Main Outcome Measure(s):

Participants perform T1 structural magnetic resonance imaging and calculate volume and surface-based morphological features of SMA subregions. These included anterior and posterior subdivisions of Brodmann’s area 6 m (6 ma/6 mp), and supplementary and cingulate eye fields. Between-group comparisons and correlation analysis with clinical features of CAI were performed.

Results:

Moderately thinner 6 mp (Cohen’s d = −0.61) and moderately plainer 6 ma (Cohen’s d = −0.70) were observed in patients compared with controls.
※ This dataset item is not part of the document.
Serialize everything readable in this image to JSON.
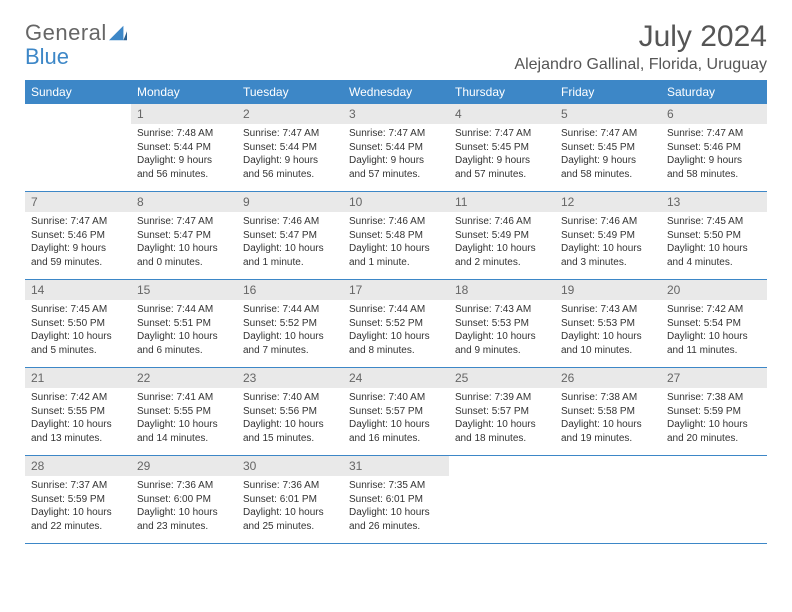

Before and after regressing out the covariates, the thinner 6 mp was correlated with the lower foot and ankle ability measure scores of daily activities (r-before=0.400, r-after = 0.449).

Conclusions:

Patients with CAI had a thinner posterior subdivision (motor-output site) and a plainer anterior subdivision (motor-planning site) of SMA than that of controls. The thin motor-output site of the SMA is associated with ankle dysfunction in patients. These morphologic evidence of maladaptive neuroplasticity in SMA might promote more targeted rehabilitation of CAI.